Title:Dynamical dark energy with AdS-to-dS and dS-to-dS transitions: Implications for the $H_0$ tension

Abstract:We investigate the dynamics and cosmological implications of dark energy (DE), modeled as a scalar field with a hyperbolic tangent potential that induces a smooth shift in the effective cosmological constant (CC), encompassing transitions such as AdS-dS, 0-dS, and dS-dS, with the mirror AdS-dS as a particular case aligned with the $\Lambda_{\rm s}$CDM scenario. In our construction, a phantom scalar field with a negative kinetic term drives a bottom-up transition from an AdS-like vacuum at high redshifts to a dS-like vacuum at low redshifts, thereby providing a physical underpinning for the $\Lambda_{\rm s}$CDM scenario. Despite the negative kinetic term, the step-like form of the potential prevents pathologies such as unbounded energy growth, Big Rip, and violations of the WEC. Our numerical integration of the equations of motion shows that the model is consistent with both CMB data and the SH0ES determination of $H_0$, thereby addressing the $H_0$ tension, with all key kinematical parameters-$H(z)$, $\dot{H}(z)$, and $q(z)$-evolving smoothly. The total energy density of the phantom and matter system remains positive at all times, and the effective EoS stays above -1, ensuring that the WEC is satisfied.

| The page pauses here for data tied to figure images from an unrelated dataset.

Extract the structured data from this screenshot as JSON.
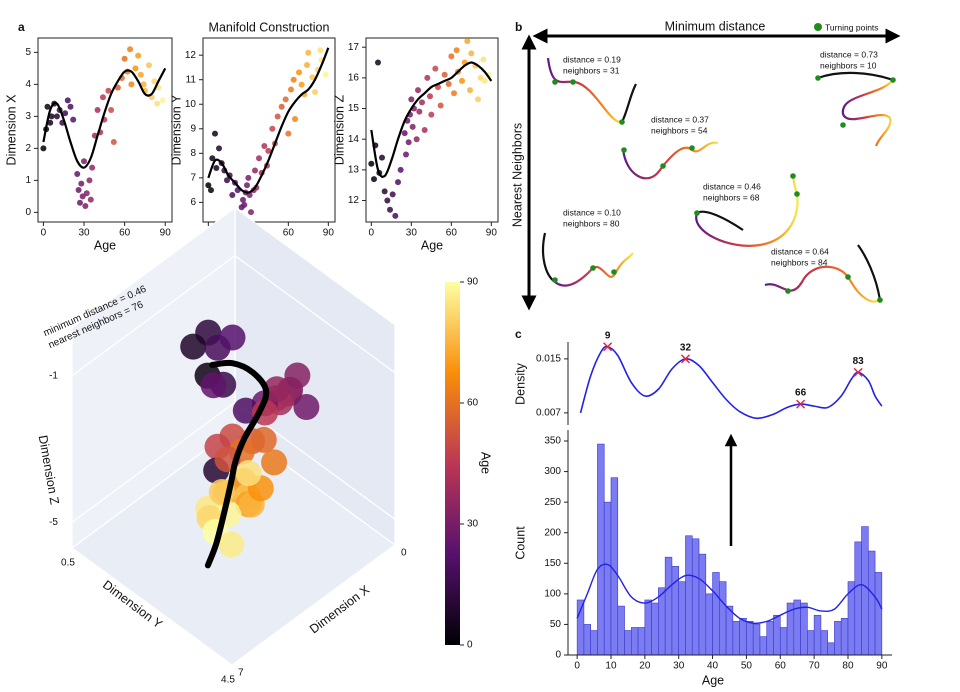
{
  "panel_labels": [
    "a",
    "b",
    "c"
  ],
  "chart_data": [
    {
      "type": "scatter",
      "xlabel": "Age",
      "ylabel": "Dimension X",
      "xlim": [
        -4,
        95
      ],
      "ylim": [
        -0.3,
        5.45
      ],
      "xticks": [
        0,
        30,
        60,
        90
      ],
      "yticks": [
        0,
        1,
        2,
        3,
        4,
        5
      ],
      "colormap": "inferno",
      "clim": [
        0,
        90
      ],
      "x": [
        0,
        2,
        3,
        5,
        6,
        8,
        10,
        12,
        14,
        16,
        18,
        20,
        22,
        25,
        26,
        27,
        28,
        29,
        30,
        31,
        32,
        34,
        35,
        36,
        38,
        40,
        42,
        44,
        45,
        48,
        50,
        52,
        55,
        58,
        60,
        62,
        64,
        65,
        68,
        70,
        72,
        74,
        75,
        78,
        80,
        82,
        84,
        85,
        88
      ],
      "values": [
        2.0,
        2.6,
        3.3,
        2.8,
        3.0,
        3.4,
        3.0,
        3.2,
        2.8,
        3.1,
        3.5,
        3.3,
        2.9,
        1.2,
        0.7,
        0.3,
        0.9,
        0.5,
        1.6,
        0.2,
        0.6,
        1.0,
        0.4,
        1.4,
        2.4,
        3.2,
        2.5,
        3.6,
        2.9,
        3.8,
        3.2,
        2.2,
        3.9,
        4.2,
        4.8,
        4.4,
        5.1,
        4.0,
        4.5,
        4.9,
        4.3,
        4.0,
        3.8,
        4.6,
        3.6,
        4.1,
        3.4,
        3.9,
        3.5
      ],
      "fit": {
        "color": "#000000",
        "x": [
          0,
          5,
          10,
          15,
          20,
          25,
          30,
          35,
          40,
          45,
          50,
          55,
          60,
          65,
          70,
          75,
          80,
          85,
          90
        ],
        "values": [
          2.2,
          3.2,
          3.4,
          2.9,
          2.2,
          1.6,
          1.4,
          1.7,
          2.4,
          3.1,
          3.7,
          4.1,
          4.4,
          4.4,
          4.1,
          3.7,
          3.7,
          4.1,
          4.5
        ]
      }
    },
    {
      "type": "scatter",
      "title": "Manifold Construction",
      "xlabel": "Age",
      "ylabel": "Dimension Y",
      "xlim": [
        -4,
        95
      ],
      "ylim": [
        5.2,
        12.7
      ],
      "xticks": [
        0,
        30,
        60,
        90
      ],
      "yticks": [
        6,
        7,
        8,
        9,
        10,
        11,
        12
      ],
      "colormap": "inferno",
      "clim": [
        0,
        90
      ],
      "x": [
        0,
        2,
        3,
        5,
        6,
        8,
        10,
        12,
        14,
        16,
        18,
        20,
        22,
        25,
        26,
        27,
        28,
        29,
        30,
        31,
        32,
        34,
        35,
        36,
        38,
        40,
        42,
        44,
        45,
        48,
        50,
        52,
        55,
        58,
        60,
        62,
        64,
        65,
        68,
        70,
        72,
        74,
        75,
        78,
        80,
        82,
        84,
        85,
        88
      ],
      "values": [
        6.7,
        6.5,
        7.8,
        8.8,
        7.4,
        8.2,
        7.6,
        7.3,
        6.9,
        7.1,
        6.3,
        6.8,
        6.5,
        5.8,
        6.1,
        5.9,
        6.4,
        6.7,
        7.0,
        6.3,
        5.6,
        6.5,
        7.3,
        6.6,
        7.8,
        7.2,
        8.3,
        7.5,
        8.1,
        9.0,
        8.4,
        9.5,
        9.9,
        10.2,
        8.8,
        10.6,
        11.0,
        9.4,
        11.3,
        10.8,
        10.4,
        11.6,
        12.1,
        11.1,
        10.5,
        11.4,
        12.2,
        11.8,
        11.2
      ],
      "fit": {
        "color": "#000000",
        "x": [
          0,
          5,
          10,
          15,
          20,
          25,
          30,
          35,
          40,
          45,
          50,
          55,
          60,
          65,
          70,
          75,
          80,
          85,
          90
        ],
        "values": [
          7.0,
          7.7,
          7.6,
          7.1,
          6.8,
          6.5,
          6.4,
          6.6,
          7.1,
          7.7,
          8.4,
          9.1,
          9.7,
          10.1,
          10.4,
          10.6,
          11.0,
          11.6,
          12.3
        ]
      }
    },
    {
      "type": "scatter",
      "xlabel": "Age",
      "ylabel": "Dimension Z",
      "xlim": [
        -4,
        95
      ],
      "ylim": [
        11.3,
        17.3
      ],
      "xticks": [
        0,
        30,
        60,
        90
      ],
      "yticks": [
        12,
        13,
        14,
        15,
        16,
        17
      ],
      "colormap": "inferno",
      "clim": [
        0,
        90
      ],
      "x": [
        0,
        2,
        3,
        5,
        6,
        8,
        10,
        12,
        14,
        16,
        18,
        20,
        22,
        25,
        26,
        27,
        28,
        29,
        30,
        31,
        32,
        34,
        35,
        36,
        38,
        40,
        42,
        44,
        45,
        48,
        50,
        52,
        55,
        58,
        60,
        62,
        64,
        65,
        68,
        70,
        72,
        74,
        75,
        78,
        80,
        82,
        84,
        85,
        88
      ],
      "values": [
        13.2,
        12.7,
        13.8,
        16.5,
        12.9,
        13.4,
        12.3,
        12.0,
        11.7,
        12.2,
        11.5,
        12.6,
        13.0,
        14.2,
        13.5,
        14.6,
        13.9,
        14.8,
        15.3,
        14.4,
        15.0,
        14.0,
        15.6,
        14.9,
        15.2,
        14.3,
        16.0,
        15.4,
        14.8,
        16.3,
        15.7,
        15.1,
        16.1,
        15.8,
        16.7,
        15.5,
        16.9,
        16.2,
        15.9,
        16.5,
        17.2,
        15.6,
        16.8,
        16.4,
        15.3,
        16.0,
        16.6,
        15.9,
        16.1
      ],
      "fit": {
        "color": "#000000",
        "x": [
          0,
          5,
          10,
          15,
          20,
          25,
          30,
          35,
          40,
          45,
          50,
          55,
          60,
          65,
          70,
          75,
          80,
          85,
          90
        ],
        "values": [
          14.3,
          13.0,
          12.8,
          13.3,
          14.0,
          14.6,
          15.0,
          15.3,
          15.5,
          15.7,
          15.8,
          15.9,
          16.0,
          16.2,
          16.4,
          16.5,
          16.4,
          16.2,
          15.9
        ]
      }
    },
    {
      "type": "scatter3d",
      "annotation": [
        "minimum distance  = 0.46",
        "nearest neighbors = 76"
      ],
      "xlabel": "Dimension X",
      "ylabel": "Dimension Y",
      "zlabel": "Dimension Z",
      "xlim": [
        7,
        0
      ],
      "ylim": [
        4.5,
        0.5
      ],
      "zlim": [
        -5.7,
        0.3
      ],
      "xticks": [
        0,
        7
      ],
      "yticks": [
        0.5,
        4.5
      ],
      "zticks": [
        -5,
        -1
      ],
      "colormap": "inferno",
      "clim": [
        0,
        90
      ],
      "colorbar_label": "Age",
      "colorbar_ticks": [
        0,
        30,
        60,
        90
      ],
      "points": {
        "x": [
          3.9,
          4.2,
          3.5,
          4.1,
          3.6,
          3.2,
          3.5,
          2.1,
          1.8,
          1.4,
          2.0,
          1.1,
          1.5,
          2.5,
          2.8,
          1.3,
          3.2,
          2.7,
          3.5,
          2.8,
          2.2,
          3.9,
          3.4,
          2.1,
          2.9,
          1.8,
          3.5,
          2.9,
          3.9,
          2.7,
          3.2,
          2.2,
          3.5,
          2.5,
          4.1,
          2.8,
          2.0,
          3.6
        ],
        "y": [
          2.1,
          1.9,
          2.1,
          2.2,
          2.3,
          2.3,
          2.0,
          3.1,
          2.9,
          3.1,
          2.7,
          2.7,
          2.5,
          2.7,
          2.4,
          2.3,
          2.3,
          2.5,
          2.1,
          2.3,
          2.5,
          2.3,
          2.7,
          2.7,
          2.0,
          2.3,
          2.3,
          2.5,
          2.1,
          2.4,
          2.2,
          2.2,
          1.9,
          2.6,
          2.4,
          1.8,
          2.0,
          2.5
        ],
        "z": [
          0.0,
          -0.4,
          -0.6,
          -1.0,
          -1.4,
          -0.3,
          -1.7,
          -1.6,
          -2.0,
          -2.4,
          -2.2,
          -2.0,
          -2.7,
          -2.1,
          -2.4,
          -2.6,
          -3.0,
          -3.2,
          -3.3,
          -3.6,
          -3.4,
          -3.6,
          -3.8,
          -3.9,
          -4.0,
          -3.0,
          -4.4,
          -4.6,
          -4.8,
          -5.0,
          -5.2,
          -5.4,
          -5.4,
          -4.5,
          -5.1,
          -5.1,
          -4.8,
          -5.6
        ],
        "age": [
          12,
          8,
          18,
          3,
          15,
          22,
          25,
          30,
          35,
          28,
          38,
          33,
          40,
          27,
          20,
          36,
          50,
          55,
          48,
          60,
          58,
          10,
          65,
          62,
          52,
          45,
          72,
          78,
          85,
          70,
          88,
          75,
          82,
          68,
          90,
          80,
          84,
          86
        ]
      },
      "trajectory": {
        "color": "#000000",
        "x": [
          3.9,
          3.2,
          2.5,
          2.1,
          2.2,
          2.7,
          2.9,
          2.9,
          3.2,
          3.9,
          4.6
        ],
        "y": [
          2.2,
          2.3,
          2.4,
          2.5,
          2.4,
          2.3,
          2.2,
          2.1,
          2.1,
          2.3,
          2.5
        ],
        "z": [
          -0.8,
          -1.0,
          -1.5,
          -2.1,
          -2.7,
          -3.3,
          -3.9,
          -4.5,
          -5.2,
          -5.6,
          -5.7
        ]
      }
    },
    {
      "type": "line",
      "ylabel": "Density",
      "xlim": [
        -2.7,
        93
      ],
      "ylim": [
        0.0055,
        0.0175
      ],
      "yticks": [
        0.007,
        0.015
      ],
      "color": "#2222e6",
      "x": [
        1,
        4,
        7,
        9,
        12,
        16,
        20,
        24,
        28,
        32,
        36,
        40,
        44,
        48,
        53,
        58,
        62,
        66,
        70,
        74,
        78,
        81,
        83,
        86,
        88,
        90
      ],
      "values": [
        0.007,
        0.0125,
        0.016,
        0.0168,
        0.0155,
        0.0115,
        0.0095,
        0.0105,
        0.0135,
        0.015,
        0.014,
        0.0115,
        0.009,
        0.0072,
        0.0062,
        0.0068,
        0.0078,
        0.0083,
        0.008,
        0.0078,
        0.0095,
        0.012,
        0.013,
        0.0118,
        0.0095,
        0.008
      ],
      "peaks": {
        "color": "#e8253a",
        "x": [
          9,
          32,
          66,
          83
        ],
        "values": [
          0.0168,
          0.015,
          0.0083,
          0.013
        ]
      }
    },
    {
      "type": "histogram",
      "xlabel": "Age",
      "ylabel": "Count",
      "xlim": [
        -2.7,
        93
      ],
      "ylim": [
        0,
        368
      ],
      "xticks": [
        0,
        10,
        20,
        30,
        40,
        50,
        60,
        70,
        80,
        90
      ],
      "yticks": [
        0,
        50,
        100,
        150,
        200,
        250,
        300,
        350
      ],
      "color": "#7b7bf2",
      "edgecolor": "#3a3ac8",
      "bins": [
        0,
        2,
        4,
        6,
        8,
        10,
        12,
        14,
        16,
        18,
        20,
        22,
        24,
        26,
        28,
        30,
        32,
        34,
        36,
        38,
        40,
        42,
        44,
        46,
        48,
        50,
        52,
        54,
        56,
        58,
        60,
        62,
        64,
        66,
        68,
        70,
        72,
        74,
        76,
        78,
        80,
        82,
        84,
        86,
        88,
        90
      ],
      "counts": [
        90,
        50,
        40,
        345,
        250,
        290,
        80,
        40,
        45,
        45,
        90,
        85,
        110,
        160,
        145,
        120,
        195,
        190,
        165,
        100,
        135,
        120,
        80,
        55,
        60,
        55,
        50,
        30,
        55,
        65,
        45,
        85,
        90,
        85,
        40,
        65,
        40,
        20,
        55,
        60,
        120,
        185,
        210,
        170,
        135
      ],
      "kde": {
        "color": "#2222e6",
        "x": [
          0,
          3,
          6,
          9,
          12,
          16,
          20,
          24,
          28,
          32,
          36,
          40,
          44,
          48,
          52,
          56,
          60,
          64,
          68,
          72,
          76,
          80,
          84,
          88,
          90
        ],
        "values": [
          60,
          100,
          140,
          148,
          130,
          95,
          85,
          95,
          115,
          130,
          125,
          105,
          80,
          60,
          52,
          55,
          65,
          75,
          78,
          72,
          75,
          100,
          115,
          95,
          75
        ]
      }
    }
  ],
  "diagram": {
    "x_axis": "Minimum distance",
    "y_axis": "Nearest Neighbors",
    "legend": "Turning points",
    "items": [
      {
        "distance": "distance = 0.19",
        "neighbors": "neighbors = 31"
      },
      {
        "distance": "distance = 0.73",
        "neighbors": "neighbors = 10"
      },
      {
        "distance": "distance = 0.37",
        "neighbors": "neighbors = 54"
      },
      {
        "distance": "distance = 0.46",
        "neighbors": "neighbors = 68"
      },
      {
        "distance": "distance = 0.10",
        "neighbors": "neighbors = 80"
      },
      {
        "distance": "distance = 0.64",
        "neighbors": "neighbors = 84"
      }
    ]
  }
}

While the phantom field's energy density and pressure remain finite throughout, its EoS exhibits a safe singularity as its energy density smoothly crosses zero. We perform analysis of the transition period, demonstrating that the evolution of the DE density from a negative CC-like regime to a positive one does not exactly mirror the behavior of the potential-e.g., it lasts longer-as it also involves the kinetic term. We also show that analogous quintessence models featuring dS-dS transitions predict an $H_0$ value lower than $\Lambda$CDM, thereby failing to address the $H_0$ tension. Our results establish a robust theoretical foundation for the $\Lambda_{\rm s}$CDM scenario.